Her oldest daughter, Vanessa, regarded as one of the greatest English-speaking actresses of her generation, strode down the aisle strumming a guitar and singing, a comic Yepikhdov greeting Carlotta.

The two actresses continued their hour-long tour de force without intermission, transcending gender, age, and era in scenes that varied from moments of music-hall mirth to the desolation of Redgrave's Nina in "The Seagull," whom she played as a broken, middle-aged woman.

Performing the story that gives the program its title, "Sarah Bernhardt Comes to Town," the two play six characters. They react to the arrival of Bernhardt, the grand dame of stage in Chekhov's day. Redgrave drums her fingers as the bristling editor demanding a story from his star-struck reporter, and as the editor's irked wife, Kempson warns him in a cockney accent not to come home without tickets.

As one scene ends, Redgrave pours a hot drink from a silver samovar and serves it to her mother, kissing her hand. The lights dim and she walks off the stage.

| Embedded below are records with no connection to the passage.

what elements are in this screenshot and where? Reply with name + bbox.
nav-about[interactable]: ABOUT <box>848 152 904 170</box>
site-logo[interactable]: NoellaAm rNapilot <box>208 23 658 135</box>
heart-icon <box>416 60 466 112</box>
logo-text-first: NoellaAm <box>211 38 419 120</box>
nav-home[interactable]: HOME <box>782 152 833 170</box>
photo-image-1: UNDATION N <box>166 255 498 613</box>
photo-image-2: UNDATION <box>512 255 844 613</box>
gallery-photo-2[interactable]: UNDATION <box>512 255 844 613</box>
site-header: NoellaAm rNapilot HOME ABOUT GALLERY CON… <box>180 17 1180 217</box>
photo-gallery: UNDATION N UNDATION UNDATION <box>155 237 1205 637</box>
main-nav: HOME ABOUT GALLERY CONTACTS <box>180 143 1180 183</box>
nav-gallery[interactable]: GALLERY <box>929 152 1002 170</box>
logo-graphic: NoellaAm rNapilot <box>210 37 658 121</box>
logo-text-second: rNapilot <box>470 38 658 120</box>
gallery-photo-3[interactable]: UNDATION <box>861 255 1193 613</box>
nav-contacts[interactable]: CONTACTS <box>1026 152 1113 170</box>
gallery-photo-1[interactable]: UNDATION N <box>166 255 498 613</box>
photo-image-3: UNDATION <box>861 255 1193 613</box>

Lit by the warm glow of the kerosene lamp, Kempson begins her reading of "Lady With a Dog," perhaps Chekhov's greatest short story.

As she tells of the meeting of a jaded Moscow civil servant and a young woman "in the strange light of a summer at Yalta," Kempson's voice captures all the irony, intrigue, and tenderness in Chekhov's words.

This is the voice that Vanessa heard reading to her as a child. No wonder she and her brother and sister became actors.

An enthralled audience has joined the Redgrave family circle for an evening.

Redgrave encouraged a new generation of Ninas, Olgas, and Treplevs by conducting a master class at Mount Holyoke College in nearby South Hadley. On stage with nine college students, she observed each perform a passage from Chekhov.

Helping the young actors to mine their characters, she said, "Chekhov writes very short sentences. We work like a road drill to find out what's going on there.... Rather late in life I find I'm asking more and more questions."